Issue 1123: split(None, maxsplit) does not strip whitespace correctly (original) (raw)

Created on 2007-09-07 01:18 by nirs, last changed 2022-04-11 14:56 by admin. This issue is now closed.

Messages (11)
msg55720 - (view) Author: Nir Soffer (nirs) * Date: 2007-09-07 01:18
string object .split doc say (http://docs.python.org/lib/string- methods.html): "If sep is not specified or is None, a different splitting algorithm is applied. First, whitespace characters (spaces, tabs, newlines, returns, and formfeeds) are stripped from both ends." If the maxsplit argument is set and is smaller then the number of possible parts, whitespace is not removed. Examples: >>> 'k: v\n'.split(None, 1) ['k:', 'v\n'] Expected: ['k:', 'v'] >>> u'k: v\n'.split(None, 1) [u'k:', u'v\n'] Expected: [u'k:', u'v'] With larger values of maxsplits, it works correctly: >>> 'k: v\n'.split(None, 2) ['k:', 'v'] >>> u'k: v\n'.split(None, 2) [u'k:', u'v'] This looks like implementation bug, because there it does not make sense that the striping depends on the maxsplit argument, and it will be hard to explain such behavior. Maybe the striping should be removed in Python 3? It does not make sense to strip a string behind your back when you want to split it, and the caller can easily strip the string if needed.

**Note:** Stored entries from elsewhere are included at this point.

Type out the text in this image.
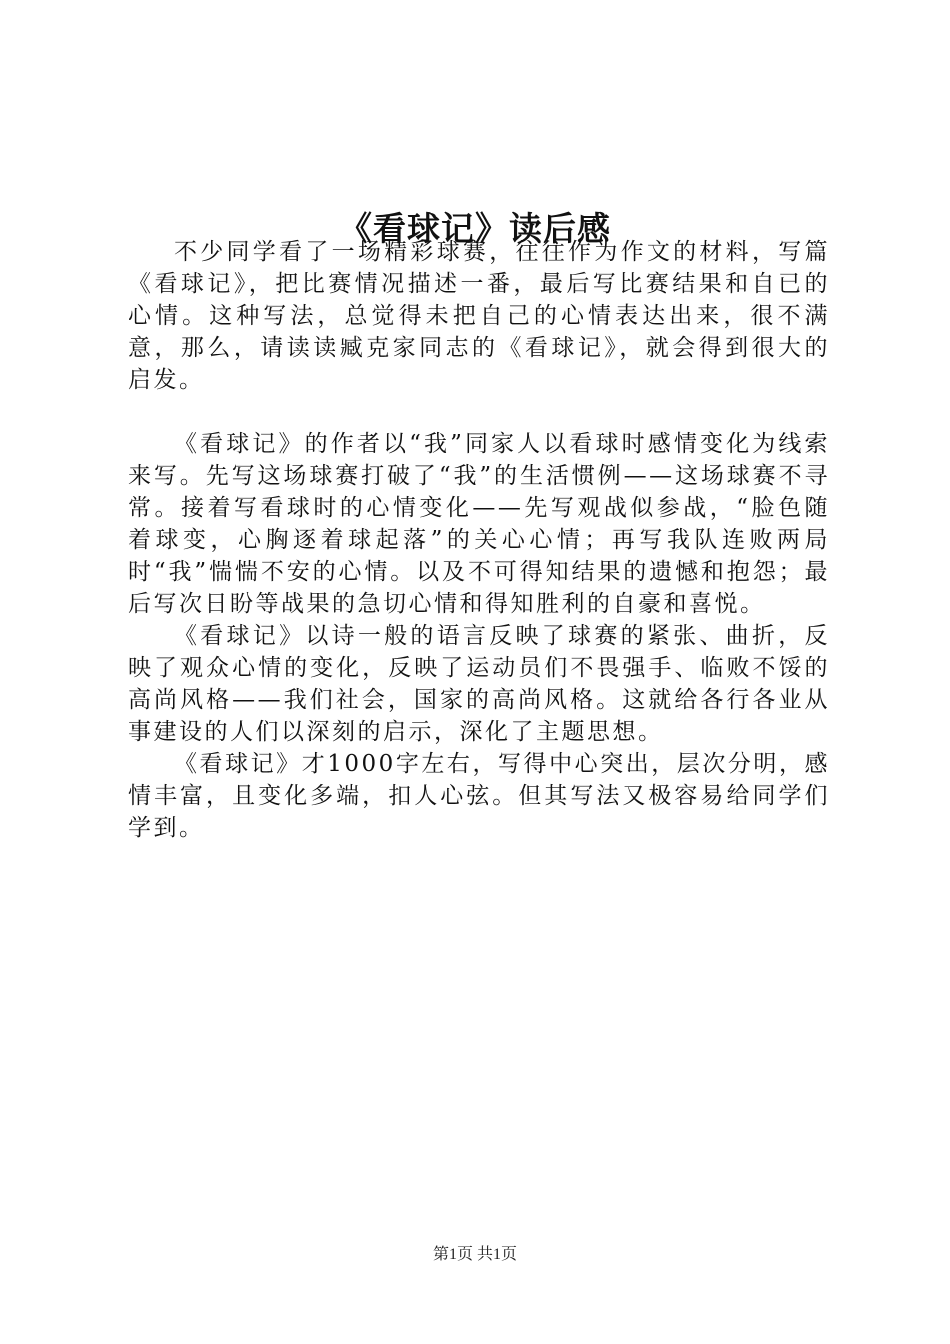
《看球记》读后感

不少同学看了一场精彩球赛，往往作为作文的材料，写篇《看球记》，把比赛情况描述一番，最后写比赛结果和自已的心情。这种写法，总觉得未把自己的心情表达出来，很不满意，那么，请读读臧克家同志的《看球记》，就会得到很大的启发。

《看球记》的作者以“我”同家人以看球时感情变化为线索来写。先写这场球赛打破了“我”的生活惯例——这场球赛不寻常。接着写看球时的心情变化——先写观战似参战，“脸色随着球变，心胸逐着球起落”的关心心情；再写我队连败两局时“我”惴惴不安的心情。以及不可得知结果的遗憾和抱怨；最后写次日盼等战果的急切心情和得知胜利的自豪和喜悦。

《看球记》以诗一般的语言反映了球赛的紧张、曲折，反映了观众心情的变化，反映了运动员们不畏强手、临败不馁的高尚风格——我们社会，国家的高尚风格。这就给各行各业从事建设的人们以深刻的启示，深化了主题思想。

《看球记》才1000字左右，写得中心突出，层次分明，感情丰富，且变化多端，扣人心弦。但其写法又极容易给同学们学到。

第1页 共1页
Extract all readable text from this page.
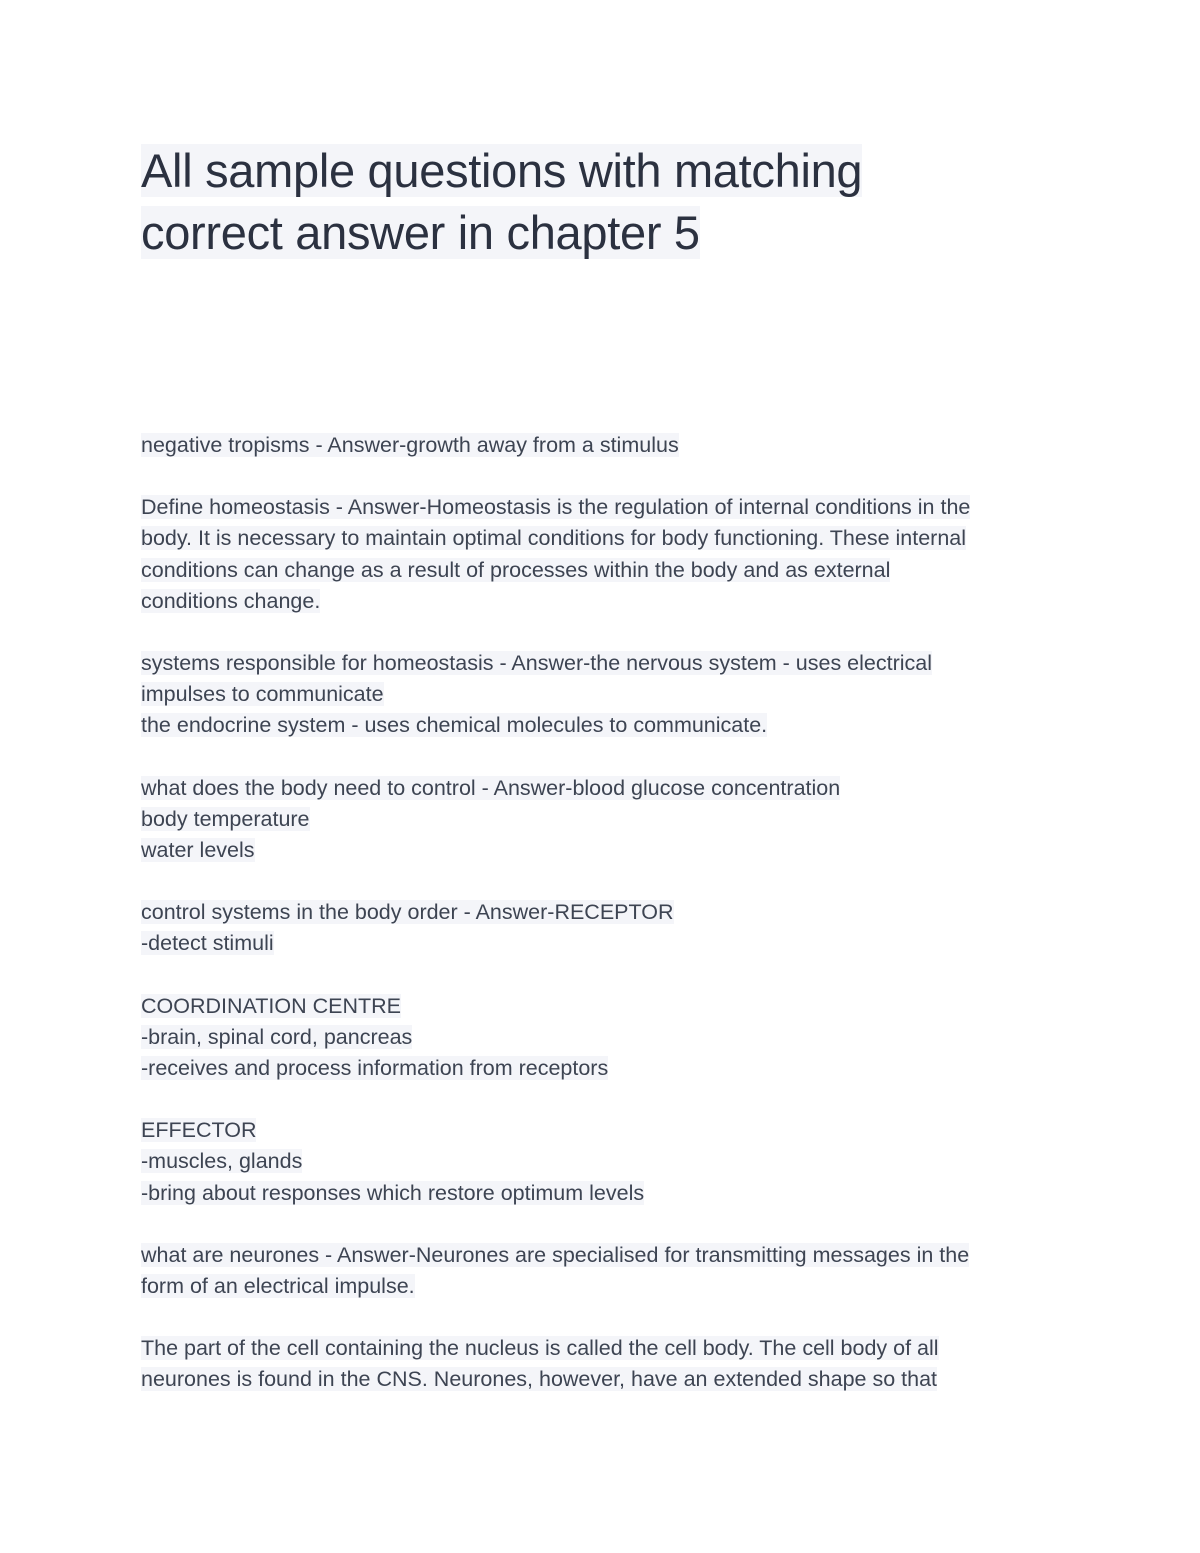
All sample questions with matching
correct answer in chapter 5

negative tropisms - Answer-growth away from a stimulus

Define homeostasis - Answer-Homeostasis is the regulation of internal conditions in the
body. It is necessary to maintain optimal conditions for body functioning. These internal
conditions can change as a result of processes within the body and as external
conditions change.

systems responsible for homeostasis - Answer-the nervous system - uses electrical
impulses to communicate
the endocrine system - uses chemical molecules to communicate.

what does the body need to control - Answer-blood glucose concentration
body temperature
water levels

control systems in the body order - Answer-RECEPTOR
-detect stimuli

COORDINATION CENTRE
-brain, spinal cord, pancreas
-receives and process information from receptors

EFFECTOR
-muscles, glands
-bring about responses which restore optimum levels

what are neurones - Answer-Neurones are specialised for transmitting messages in the
form of an electrical impulse.

The part of the cell containing the nucleus is called the cell body. The cell body of all
neurones is found in the CNS. Neurones, however, have an extended shape so that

msg55806 - (view) Author: Fredrik Lundh (effbot) * (Python committer) Date: 2007-09-10 22:13
Looks like a *documentation* bug to me; at the implementation level, None just means "no empty parts, treat runs of whitespace as separators".
msg55807 - (view) Author: Nir Soffer (nirs) * Date: 2007-09-10 22:32
I did not look into the source, but obviously there is striping of leading and trailing whitespace. When you specify a separator you get: >>> ' '.split(' ') ['', '', ''] >>> ' a b '.split(' ') ['', 'a', 'b', ''] So one would expect to get this without striping: >>> ' a b '.split() ['', 'a', 'b', ''] But you get this: >>> ' a b '.split() ['a', 'b'] So the documentation is correct.
msg55809 - (view) Author: Fredrik Lundh (effbot) * (Python committer) Date: 2007-09-10 22:41
But wasn't your complaint that the implementation didn't match the documentation? As I said, the *implementation* treats "runs of whitespace" as separators, except for whitespace at the beginning or end (or in other words, it never returns empty strings). That matches the documentation, except for the "first" in "first, whitespace characters are stripped from both ends". As far as I can tell, the documentation has never matched the implementation here.
msg55819 - (view) Author: Nir Soffer (nirs) * Date: 2007-09-11 11:12
There is a problem only when maxsplit is smaller than the available splits. In other cases, the docs and the behavior match.
msg55962 - (view) Author: Sean Reifschneider (jafo) * (Python committer) Date: 2007-09-17 11:05
I believe this is just a place where the documentation could be cleared up. Seems to me the confusion is from the document saying (paraphrased): "white space is removed from both ends". Perhaps it should say something like "runs of 1 or more whitespace are collapsed (up to the maximum split), and then split on" or simply "split on runs of 1 or more whitespace. In other words, 3 spaces together would be treated as a single split-point instead of 3 0-length fields separated by spaces." So, in the first example provided by "nirs" in this issue, "both ends" refers to both the left and right side of "k:". Since maxsplit is 1, the second part (v) is left untouched. This is the intended operation. This is a documentation bug, not a library bug. Fred: Thoughts on wording?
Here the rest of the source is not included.